I couldn’t wait for that trip to end. Sometimes I wish it never would. Yes, it was cramped, it was hot, it was smelly, there were fire ants, nooses swinging in the dark, and yes it was a sham. What makes me wish it never ended? Maybe it was a bunch of giggly girls taking names at the door. Could it be three kids on a roof lying on their backs reaching up toward the stars shining on a summer night? Perhaps it’s that awesome moment together as we watched and felt the spray from water plunging from Niagara Falls. I don’t know what it is, but I’d give anything to get it back again. Lord knows that I’d even eat another one of those awful tuna sandwiches, just to hug my sister again.
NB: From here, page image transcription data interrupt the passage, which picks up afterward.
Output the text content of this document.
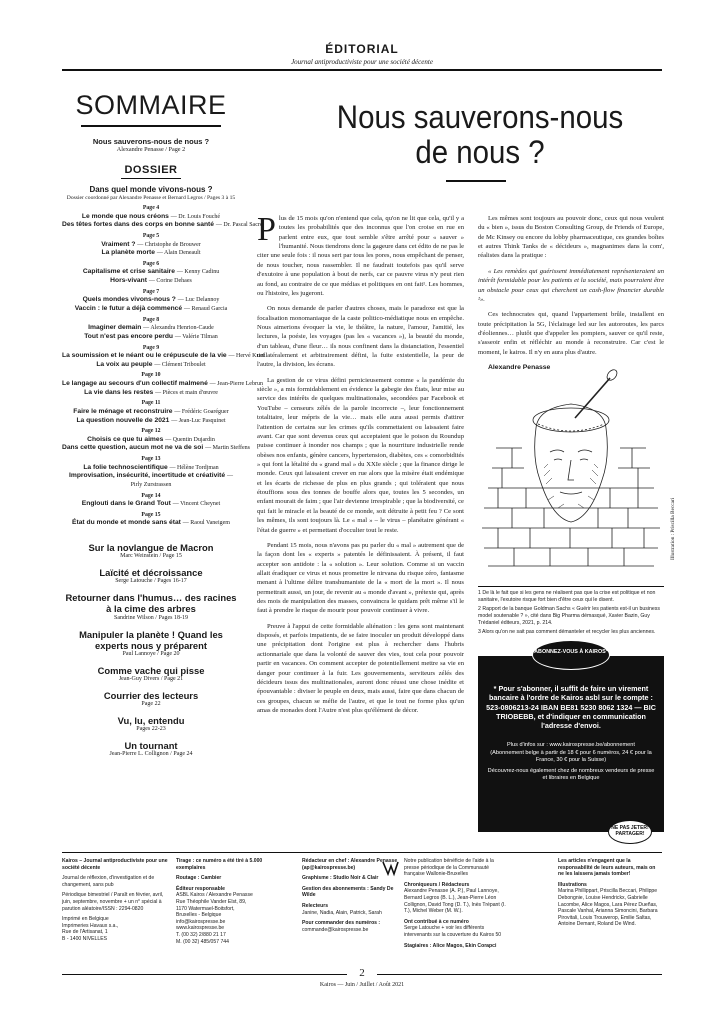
ÉDITORIAL
Journal antiproductiviste pour une société décente
SOMMAIRE
Nous sauverons-nous de nous ?
Alexandre Penasse / Page 2
DOSSIER
Dans quel monde vivons-nous ?
Dossier coordonné par Alexandre Penasse et Bernard Legros / Pages 3 à 15
Page 4
Le monde que nous créons — Dr. Louis Fouché
Des têtes fortes dans des corps en bonne santé — Dr. Pascal Sacré
Page 5
Vraiment ? — Christophe de Brouwer
La planète morte — Alain Deneault
Page 6
Capitalisme et crise sanitaire — Kenny Cadinu
Hors-vivant — Corine Dehaes
Page 7
Quels mondes vivons-nous ? — Luc Delannoy
Vaccin : le futur a déjà commencé — Renaud Garcia
Page 8
Imaginer demain — Alexandra Henrion-Caude
Tout n'est pas encore perdu — Valérie Tilman
Page 9
La soumission et le néant ou le crépuscule de la vie — Hervé Krief
La voix au peuple — Clément Triboulet
Page 10
Le langage au secours d'un collectif malmené — Jean-Pierre Lebrun
La vie dans les restes — Pièces et main d'œuvre
Page 11
Faire le ménage et reconstruire — Frédéric Goaréguer
La question nouvelle de 2021 — Jean-Luc Pasquinet
Page 12
Choisis ce que tu aimes — Quentin Dujardin
Dans cette question, aucun mot ne va de soi — Martin Steffens
Page 13
La folie technoscientifique — Hélène Tordjman
Improvisation, insécurité, incertitude et créativité —
Pirly Zurstrassen
Page 14
Englouti dans le Grand Tout — Vincent Cheynet
Page 15
État du monde et monde sans état — Raoul Vaneigem
Sur la novlangue de Macron
Marc Weinstein / Page 15
Laïcité et décroissance
Serge Latouche / Pages 16-17
Retourner dans l'humus… des racines à la cime des arbres
Sandrine Wilson / Pages 18-19
Manipuler la planète ! Quand les experts nous y préparent
Paul Lannoye / Page 20
Comme vache qui pisse
Jean-Guy Divers / Page 21
Courrier des lecteurs
Page 22
Vu, lu, entendu
Pages 22-23
Un tournant
Jean-Pierre L. Collignon / Page 24
Nous sauverons-nous
de nous ?

Plus de 15 mois qu'on n'entend que cela, qu'on ne lit que cela, qu'il y a toutes les probabilités que des inconnus que l'on croise en rue en parlent entre eux, que tout semble s'être arrêté pour « sauver » l'humanité. Nous tiendrons donc la gageure dans cet édito de ne pas le citer une seule fois : il nous sert par tous les pores, nous empêchant de penser, de nous toucher, nous rassembler. Il ne faudrait toutefois pas qu'il serve d'exutoire à une population à bout de nerfs, car ce pauvre virus n'y peut rien au fond, au contraire de ce que médias et politiques en ont fait¹. Les hommes, ou l'histoire, les jugeront.

On nous demande de parler d'autres choses, mais le paradoxe est que la focalisation monomaniaque de la caste politico-médiatique nous en empêche. Nous aimerions évoquer la vie, le théâtre, la nature, l'amour, l'amitié, les lectures, la poésie, les voyages (pas les « vacances »), la beauté du monde, d'un tableau, d'une fleur… ils nous confinent dans la distanciation, l'essentiel unilatéralement et arbitrairement défini, la fuite existentielle, la peur de l'autre, la division, les écrans.

La gestion de ce virus défini pernicieusement comme « la pandémie du siècle », a mis formidablement en évidence la gabegie des États, leur mise au service des intérêts de quelques multinationales, secondées par Facebook et YouTube – censeurs zélés de la parole incorrecte –, leur fonctionnement totalitaire, leur mépris de la vie… mais elle aura aussi permis d'attirer l'attention de certains sur les crimes qu'ils commettaient ou laissaient faire avant. Car que sont devenus ceux qui acceptaient que le poison du Roundup puisse continuer à inonder nos champs ; que la nourriture industrielle rende obèses nos enfants, génère cancers, hypertension, diabètes, ces « comorbidités » qui font la létalité du « grand mal » du XXIe siècle ; que la finance dirige le monde. Ceux qui laissaient crever en rue alors que la misère était endémique et les écarts de richesse de plus en plus grands ; qui toléraient que nous étouffions sous des tonnes de bouffe alors que, toutes les 5 secondes, un enfant mourait de faim ; que l'air devienne irrespirable ; que la biodiversité, ce qui fait le miracle et la beauté de ce monde, soit détruite à petit feu ? Ce sont les mêmes, ils sont toujours là. Le « mal » – le virus – planétaire générant « l'état de guerre » et permettant d'occulter tout le reste.

Pendant 15 mois, nous n'avons pas pu parler du « mal » autrement que de la façon dont les « experts » patentés le définissaient. À présent, il faut accepter son antidote : la « solution ». Leur solution. Comme si un vaccin allait éradiquer ce virus et nous promettre le nirvana du risque zéro, fantasme menant à l'ultime délire transhumaniste de la « mort de la mort ». Il nous permettrait aussi, un jour, de revenir au « monde d'avant », prétexte qui, après des mois de manipulation des masses, convaincra le quidam prêt même s'il le faut à prendre le risque de mourir pour pouvoir continuer à vivre.

Preuve à l'appui de cette formidable aliénation : les gens sont maintenant disposés, et parfois impatients, de se faire inoculer un produit développé dans une précipitation dont l'origine est plus à rechercher dans l'hubris actionnariale que dans la volonté de sauver des vies, tout cela pour pouvoir partir en vacances. On comment accepter de potentiellement mettre sa vie en danger pour continuer à la fuir. Les gouvernements, serviteurs zélés des décideurs issus des multinationales, auront donc réussi une chose inédite et épouvantable : diviser le peuple en deux, mais aussi, faire que dans chacun de ces groupes, chacun se méfie de l'autre, et que le tout ne forme plus qu'un amas de monades dont l'Autre n'est plus qu'élément de décor.

Les mêmes sont toujours au pouvoir donc, ceux qui nous veulent du « bien », issus du Boston Consulting Group, de Friends of Europe, de Mc Kinsey ou encore du lobby pharmaceutique, ces grandes boîtes et autres Think Tanks de « décideurs », magnanimes dans la com', réalistes dans la pratique :

« Les remèdes qui guérissent immédiatement représenteraient un intérêt formidable pour les patients et la société, mais pourraient être un obstacle pour ceux qui cherchent un cash-flow financier durable ²».

Ces technocrates qui, quand l'appartement brûle, installent en toute précipitation la 5G, l'éclairage led sur les autoroutes, les parcs d'éoliennes… plutôt que d'appeler les pompiers, sauver ce qu'il reste, s'asseoir enfin et réfléchir au monde à reconstruire. Car c'est le moment, le kairos. Il n'y en aura plus d'autre.

Alexandre Penasse
Illustration : Priscilla Beccari
1 De là le fait que si les gens ne réalisent pas que la crise est politique et non sanitaire, l'exutoire risque fort bien d'être ceux qui le disent.
2 Rapport de la banque Goldman Sachs « Guérir les patients est-il un business model soutenable ? », cité dans Big Pharma démasqué, Xavier Bazin, Guy Trédaniel éditeurs, 2021, p. 214.
3 Alors qu'on ne sait pas comment démanteler et recycler les plus anciennes.
* Pour s'abonner, il suffit de faire un virement bancaire à l'ordre de Kairos asbl sur le compte : 523-0806213-24 IBAN BE81 5230 8062 1324 — BIC TRIOBEBB, et d'indiquer en communication l'adresse d'envoi.
Plus d'infos sur : www.kairospresse.be/abonnement
(Abonnement belge à partir de 18 € pour 6 numéros, 24 € pour la France, 30 € pour la Suisse)
Découvrez-nous également chez de nombreux vendeurs de presse et libraires en Belgique
ABONNEZ-VOUS À KAIROS*
NE PAS JETER! PARTAGER!
Kairos – Journal antiproductiviste pour une société décente
Journal de réflexion, d'investigation et de changement, sans pub
Périodique bimestriel / Paraît en février, avril, juin, septembre, novembre + un n° spécial à parution aléatoire/ISSN : 2294-0820
Imprimé en Belgique
Imprimeries Havaux s.a.,
Rue de l'Artisanat, 1
B - 1400 NIVELLES
Tirage : ce numéro a été tiré à 5.000 exemplaires
Routage : Cambier
Éditeur responsable
ASBL Kairos / Alexandre Penasse
Rue Théophile Vander Elst, 89,
1170 Watermael-Boitsfort,
Bruxelles - Belgique
info@kairospresse.be
www.kairospresse.be
T. (00 32) 2/880 21 17
M. (00 32) 485/057 744
Rédacteur en chef : Alexandre Penasse (ap@kairospresse.be)
Graphisme : Studio Noir & Clair
Gestion des abonnements : Sandy De Wilde
Relecteurs
Janine, Nadia, Alain, Patrick, Sarah
Pour commander des numéros :
commande@kairospresse.be
Notre publication bénéficie de l'aide à la presse périodique de la Communauté française Wallonie-Bruxelles
Chroniqueurs / Rédacteurs
Alexandre Penasse (A. P.), Paul Lannoye, Bernard Legros (B. L.), Jean-Pierre Léon Collignon, David Tong (D. T.), Inès Trépant (I. T.), Michel Weber (M. W.).
Ont contribué à ce numéro
Serge Latouche + voir les différents intervenants sur la couverture du Kairos 50
Stagiaires : Alice Magos, Ekin Corapci
Les articles n'engagent que la responsabilité de leurs auteurs, mais on ne les laissera jamais tomber!
Illustrations
Marina Phillippart, Priscilla Beccari, Philippe Debongnie, Louise Hendrickx, Gabrielle Lacombe, Alice Magos, Lara Pérez Dueñas, Pascale Vanhal, Arianna Simoncini, Barbara Pirovitali, Louis Trouwerop, Emilie Saltas, Antoine Demant, Roland De Wind.
2
Kairos — Juin / Juillet / Août 2021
The love and laughter we shared, the hope we shared that things could be better. I’ve learned through the years that time can be cruel. The cruelty of memories fading away, the pain of forgetting, is unbearable at times. So I write. Every stroke of the pen embeds them into eternity. I write so that they are never forgotten. I write to herald a scroll like a baton. A baton to be passed to runners yet to come. I’m thankful for the other runners here with their scrolls. Each time I read your stories, they embed scrolls filled with eulogies.

Eulogy. The word means to speak well of someone. So don’t stop writing, don’t stop eulogizing the hopes and dreams of them that time is trying to erase from our memories.

Yes, write, lest we forget and allow the world to kill them all over again with their assumptions.

(Glenda Randolph Bates was the sister of Darlene Ramey, who died in Jonestown. Glenda’s numerous articles for this site appear here. She died on March 29, 2022 from pancreatic cancer.)